The EU faces similar challenges further down the Danube. In Romania and Bulgaria, the risks to the rule of law from corruption and organized crime are so serious that the EU insisted on intensive monitoring of its reform efforts as a condition of membership and made access to EU funds partly conditional on compliance with its recommendations. Earlier this year, Bucharest’s attempts to undermine the country’s anticorruption watchdog led to mass protests.

Then there is Serbia, which is on the Danube but outside the EU. The strategic reasons for bringing Belgrade and the Western Balkans into the EU are every bit as compelling as those underpinning previous enlargements, not least the risk of creating a vacuum in the region that might be otherwise filled by Russia and Turkey.
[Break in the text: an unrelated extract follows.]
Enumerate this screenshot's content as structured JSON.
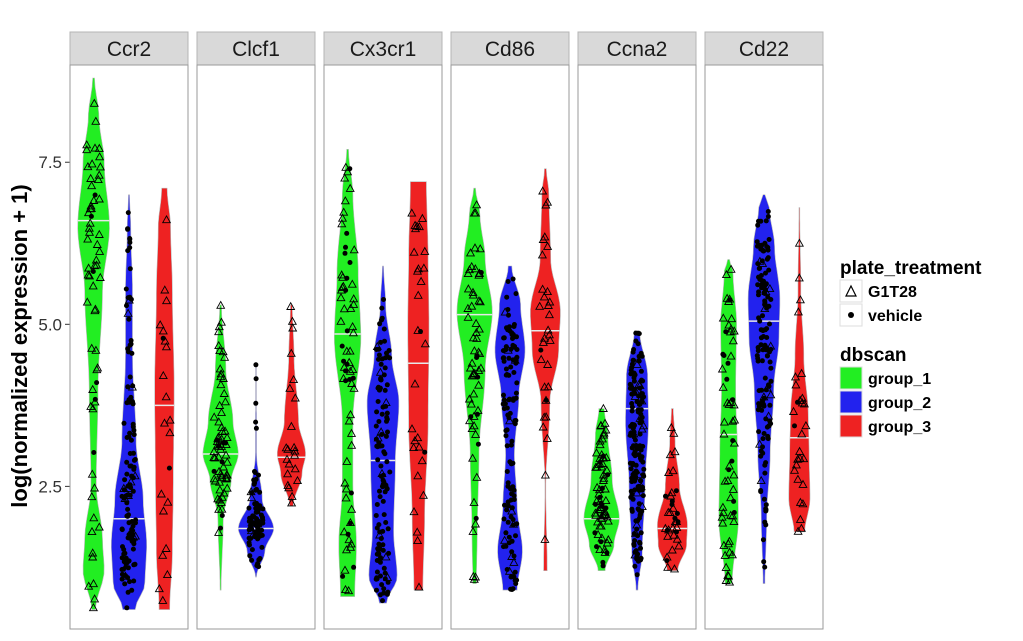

Yet the rule of law is arguably weaker in this region than in previous accession countries.

How will this tension between the countries of the Rhine and those beyond the Danube be resolved? Will the Franco-German axis prioritize the unity of the EU as it pursues deeper integration, pragmatically overlooking concerns about the rule of law?

Or will the Rhineland countries and their Western allies try to restrict the next phase of EU integration to core members of the eurozone whose commitment to the rule of law is not in doubt, even if that risks turning Central and Eastern European countries into second class citizens? And how far are they prepared to pursue countries such as Hungary that they believe persistently flout core European values? Can the EU afford to take any more risks to its unity when it is already faced with Brexit? These are the questions that will shape the fate of the EU.